Writing historical fantasy – to adopt the broadest label – has its own peculiar demands. We’re talking about an alien world here, with its own customs, clothes, politics, transport, weapons, social classes, art, music and economy and every aspect needs to be fully realized for the reader to settle into it.
To say this entails a massive amount of research, doesn’t begin to do the job justice. The writer needs to understand everything, both as its own thing and in context within the time period. This involves more than the invention of a secondary world fantasy, more than looking out of the window or Googling or location research for a contemporary fantasy (both of which I’ve written in the past).
Our knowledge of history degrades the further back we go. Characters walk on stage and then disappear. Our understanding of events is based on often-biased accounts. And sometimes there are vast parts of life that are simply missing in contemporary accounts.
The Elizabethan Age is reasonably well-documented, particularly with regard to affairs of state. The lives of the common men and women are there too, but the information is scattered widely. While writing this sequence, I sometimes had to embark on three different strands of research for a single sentence.
The Scar-Crow Men unfolds in the shadow of the murder of the playwright Christopher Marlowe, a killing that has all the mystery and intrigue of the JFK assassination. The previous volume, The Sword of Albion (or The Silver Skull in the US), is set at the time of the Armada and the Spanish invasion of England.
Over a few posts here I’m going to be writing about what goes into creating these historical fantasies, looking at the places, the people, the milieu, not only setting the context but also underlining the basic premise that the more reality you get, the more effective the fantasy.
I look forward to reading the book, Mark – though I might have to hold off for a bit, as I’m currently revising my own manuscript set in the summer of 1593. Having read Charles Nicholl’s “The Reckoning”, I became fascinated with the murder of Marlowe and in particular, the era’s political parallels with modern Britain: religious terrorism, organised xenophobia, rising gun crime and a paranoid surveillance state. Like you I prefer to keep those parallels somewhat in the background, something for readers to notice and think about if they want to, not an axe to grind in their faces.
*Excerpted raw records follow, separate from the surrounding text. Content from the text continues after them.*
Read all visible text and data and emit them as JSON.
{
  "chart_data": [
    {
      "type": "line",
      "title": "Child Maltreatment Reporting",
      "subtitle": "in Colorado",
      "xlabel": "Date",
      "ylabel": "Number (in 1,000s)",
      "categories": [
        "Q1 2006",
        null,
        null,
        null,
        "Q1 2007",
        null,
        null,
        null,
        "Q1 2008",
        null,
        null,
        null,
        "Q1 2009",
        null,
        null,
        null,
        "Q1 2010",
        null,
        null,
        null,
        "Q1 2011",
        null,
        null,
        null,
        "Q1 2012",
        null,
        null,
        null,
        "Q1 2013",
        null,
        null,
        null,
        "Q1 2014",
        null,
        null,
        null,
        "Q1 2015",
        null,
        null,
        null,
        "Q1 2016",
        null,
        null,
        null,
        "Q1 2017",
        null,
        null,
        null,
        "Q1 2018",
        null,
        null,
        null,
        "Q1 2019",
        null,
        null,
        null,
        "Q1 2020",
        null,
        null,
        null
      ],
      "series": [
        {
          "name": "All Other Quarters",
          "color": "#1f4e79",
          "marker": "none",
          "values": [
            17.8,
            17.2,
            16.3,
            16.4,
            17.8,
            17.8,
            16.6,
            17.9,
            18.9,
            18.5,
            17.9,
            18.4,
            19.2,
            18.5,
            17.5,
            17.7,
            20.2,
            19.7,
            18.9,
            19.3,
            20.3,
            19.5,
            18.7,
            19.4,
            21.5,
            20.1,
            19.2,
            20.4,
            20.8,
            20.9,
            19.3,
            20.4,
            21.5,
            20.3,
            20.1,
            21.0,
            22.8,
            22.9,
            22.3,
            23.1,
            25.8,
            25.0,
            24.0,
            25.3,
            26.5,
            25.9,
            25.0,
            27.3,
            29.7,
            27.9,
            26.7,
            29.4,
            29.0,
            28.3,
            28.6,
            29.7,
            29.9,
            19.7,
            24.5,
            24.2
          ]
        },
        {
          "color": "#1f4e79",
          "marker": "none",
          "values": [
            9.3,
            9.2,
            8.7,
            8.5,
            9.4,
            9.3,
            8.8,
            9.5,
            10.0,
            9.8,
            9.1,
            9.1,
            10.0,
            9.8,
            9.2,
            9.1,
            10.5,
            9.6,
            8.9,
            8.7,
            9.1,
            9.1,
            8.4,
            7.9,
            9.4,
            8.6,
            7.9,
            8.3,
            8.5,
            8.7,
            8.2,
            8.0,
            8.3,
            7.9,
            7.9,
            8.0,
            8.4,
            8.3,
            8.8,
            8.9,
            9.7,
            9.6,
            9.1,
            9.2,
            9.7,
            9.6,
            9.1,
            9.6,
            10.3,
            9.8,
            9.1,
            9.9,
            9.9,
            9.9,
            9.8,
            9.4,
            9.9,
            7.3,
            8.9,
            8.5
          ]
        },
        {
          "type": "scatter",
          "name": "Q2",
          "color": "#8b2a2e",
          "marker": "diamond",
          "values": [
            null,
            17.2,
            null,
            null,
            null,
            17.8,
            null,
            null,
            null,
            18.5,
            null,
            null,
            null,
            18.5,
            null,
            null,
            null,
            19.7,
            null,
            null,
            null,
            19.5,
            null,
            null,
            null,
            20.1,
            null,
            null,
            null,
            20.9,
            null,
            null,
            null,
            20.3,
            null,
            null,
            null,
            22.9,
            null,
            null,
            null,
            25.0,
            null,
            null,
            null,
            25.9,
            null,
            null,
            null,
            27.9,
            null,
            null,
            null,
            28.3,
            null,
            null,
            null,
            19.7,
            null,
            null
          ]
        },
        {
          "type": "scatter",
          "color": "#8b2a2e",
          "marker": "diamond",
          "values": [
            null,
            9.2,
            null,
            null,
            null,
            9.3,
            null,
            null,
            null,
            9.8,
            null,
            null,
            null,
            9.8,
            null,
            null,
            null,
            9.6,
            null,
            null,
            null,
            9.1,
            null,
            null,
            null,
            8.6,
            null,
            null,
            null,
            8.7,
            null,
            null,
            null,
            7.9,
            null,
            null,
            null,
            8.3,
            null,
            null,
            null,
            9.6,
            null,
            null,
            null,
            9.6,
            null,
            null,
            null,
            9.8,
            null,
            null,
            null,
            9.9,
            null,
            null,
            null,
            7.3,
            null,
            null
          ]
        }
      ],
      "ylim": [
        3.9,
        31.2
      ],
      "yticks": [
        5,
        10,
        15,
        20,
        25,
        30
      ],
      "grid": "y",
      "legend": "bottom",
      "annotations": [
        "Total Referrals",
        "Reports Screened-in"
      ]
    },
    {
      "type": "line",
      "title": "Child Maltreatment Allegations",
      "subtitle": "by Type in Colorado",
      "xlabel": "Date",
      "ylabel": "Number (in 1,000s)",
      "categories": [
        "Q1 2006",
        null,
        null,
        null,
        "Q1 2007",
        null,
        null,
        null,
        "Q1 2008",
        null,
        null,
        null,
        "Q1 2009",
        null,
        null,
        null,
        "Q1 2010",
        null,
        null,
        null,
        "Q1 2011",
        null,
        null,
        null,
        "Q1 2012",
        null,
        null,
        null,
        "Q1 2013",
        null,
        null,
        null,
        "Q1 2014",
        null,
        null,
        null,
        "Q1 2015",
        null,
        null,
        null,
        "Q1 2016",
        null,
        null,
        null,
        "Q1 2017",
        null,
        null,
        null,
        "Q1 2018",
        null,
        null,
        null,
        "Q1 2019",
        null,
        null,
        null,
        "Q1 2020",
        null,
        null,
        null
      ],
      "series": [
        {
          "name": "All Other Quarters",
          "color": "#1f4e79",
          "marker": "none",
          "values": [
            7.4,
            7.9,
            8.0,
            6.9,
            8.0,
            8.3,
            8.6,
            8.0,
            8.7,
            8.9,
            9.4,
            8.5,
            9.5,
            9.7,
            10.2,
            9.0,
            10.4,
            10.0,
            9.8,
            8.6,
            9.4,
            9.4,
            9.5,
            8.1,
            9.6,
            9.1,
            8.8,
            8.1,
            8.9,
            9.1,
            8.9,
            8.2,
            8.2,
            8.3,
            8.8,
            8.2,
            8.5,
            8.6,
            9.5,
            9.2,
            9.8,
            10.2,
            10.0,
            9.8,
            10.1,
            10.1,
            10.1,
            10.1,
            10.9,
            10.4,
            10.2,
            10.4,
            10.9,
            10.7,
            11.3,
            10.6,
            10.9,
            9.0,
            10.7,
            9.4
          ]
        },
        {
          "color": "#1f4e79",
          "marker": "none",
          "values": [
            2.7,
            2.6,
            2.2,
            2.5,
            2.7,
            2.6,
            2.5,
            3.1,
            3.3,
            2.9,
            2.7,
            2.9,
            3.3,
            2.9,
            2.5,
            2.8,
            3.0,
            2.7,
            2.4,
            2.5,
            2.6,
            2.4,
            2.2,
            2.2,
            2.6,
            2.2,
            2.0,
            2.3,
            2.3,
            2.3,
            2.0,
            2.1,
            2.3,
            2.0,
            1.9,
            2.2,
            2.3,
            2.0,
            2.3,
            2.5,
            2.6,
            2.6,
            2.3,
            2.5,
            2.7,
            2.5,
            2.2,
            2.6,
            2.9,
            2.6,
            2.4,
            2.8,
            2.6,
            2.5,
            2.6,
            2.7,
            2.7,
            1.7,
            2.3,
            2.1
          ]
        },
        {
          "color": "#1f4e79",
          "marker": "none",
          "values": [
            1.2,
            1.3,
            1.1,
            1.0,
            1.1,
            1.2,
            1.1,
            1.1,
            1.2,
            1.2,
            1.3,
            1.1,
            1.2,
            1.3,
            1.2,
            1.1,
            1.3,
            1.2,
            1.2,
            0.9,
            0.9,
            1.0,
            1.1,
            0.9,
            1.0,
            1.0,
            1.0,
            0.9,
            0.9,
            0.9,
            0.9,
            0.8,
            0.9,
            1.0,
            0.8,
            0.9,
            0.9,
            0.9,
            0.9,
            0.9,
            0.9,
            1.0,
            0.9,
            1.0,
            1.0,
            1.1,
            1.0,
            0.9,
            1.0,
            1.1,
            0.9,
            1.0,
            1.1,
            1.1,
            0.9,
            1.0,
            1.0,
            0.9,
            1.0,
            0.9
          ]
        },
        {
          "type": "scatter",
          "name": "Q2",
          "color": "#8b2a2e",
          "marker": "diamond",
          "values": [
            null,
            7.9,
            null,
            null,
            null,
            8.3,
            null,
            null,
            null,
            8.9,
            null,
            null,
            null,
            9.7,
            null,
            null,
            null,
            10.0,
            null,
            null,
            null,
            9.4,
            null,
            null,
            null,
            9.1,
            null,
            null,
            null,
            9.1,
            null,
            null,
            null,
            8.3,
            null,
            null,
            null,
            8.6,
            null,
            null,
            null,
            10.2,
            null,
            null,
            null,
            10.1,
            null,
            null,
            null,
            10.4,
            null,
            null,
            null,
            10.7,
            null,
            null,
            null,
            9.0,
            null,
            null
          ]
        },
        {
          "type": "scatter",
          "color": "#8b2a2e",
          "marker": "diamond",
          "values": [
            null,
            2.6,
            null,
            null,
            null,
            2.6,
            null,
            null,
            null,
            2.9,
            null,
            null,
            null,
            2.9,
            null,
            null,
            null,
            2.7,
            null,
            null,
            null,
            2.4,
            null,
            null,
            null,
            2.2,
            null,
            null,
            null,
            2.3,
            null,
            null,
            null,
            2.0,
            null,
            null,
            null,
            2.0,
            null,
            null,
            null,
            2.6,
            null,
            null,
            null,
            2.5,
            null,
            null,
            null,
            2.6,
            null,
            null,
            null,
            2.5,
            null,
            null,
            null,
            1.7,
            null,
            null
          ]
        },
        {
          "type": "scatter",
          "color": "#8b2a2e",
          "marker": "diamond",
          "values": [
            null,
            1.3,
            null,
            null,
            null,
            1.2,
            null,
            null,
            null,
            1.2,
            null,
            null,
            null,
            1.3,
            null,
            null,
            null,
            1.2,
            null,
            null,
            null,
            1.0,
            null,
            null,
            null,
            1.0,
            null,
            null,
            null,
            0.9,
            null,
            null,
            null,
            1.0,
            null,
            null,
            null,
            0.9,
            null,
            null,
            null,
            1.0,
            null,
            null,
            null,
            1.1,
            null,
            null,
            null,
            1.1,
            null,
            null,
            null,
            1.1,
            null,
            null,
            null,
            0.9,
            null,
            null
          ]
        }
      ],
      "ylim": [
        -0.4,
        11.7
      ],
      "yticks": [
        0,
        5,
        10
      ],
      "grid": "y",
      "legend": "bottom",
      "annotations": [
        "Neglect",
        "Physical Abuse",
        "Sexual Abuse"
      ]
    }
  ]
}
And yeah, the research is a lot of fun! I reckon if I ever lose my job, I could always work as a tour guide for the Globe or the Tower :)
The last 3 books I have read are;
The bones of Avalon by Phil Rickman
(while my wife was reading Hounds of Avalon, incidently)
Sovereign by C J Sansom
and The Boleyn Inheritance by Philippa Gregory
I am awash with Tudor and need more. I shall get yours next Mark. I have the essentials in my head so that I may appreciate all the more your take on things.
Looking forward to this series of posts. When reading The Silver Skull, it was quite clear the level of research that went into it. The understanding of how seeing the fantastic things these people see in your story and how it might affect their minds was a dynamic I was not expecting. It’s element often missed in Urban Fantasy…of any time period. There was a ton of those “oh yeah, it probably would’ve been like that” moments. That comes from research. I’m sure were tons of stuff that I didn’t eve notice that just added to atmosphere.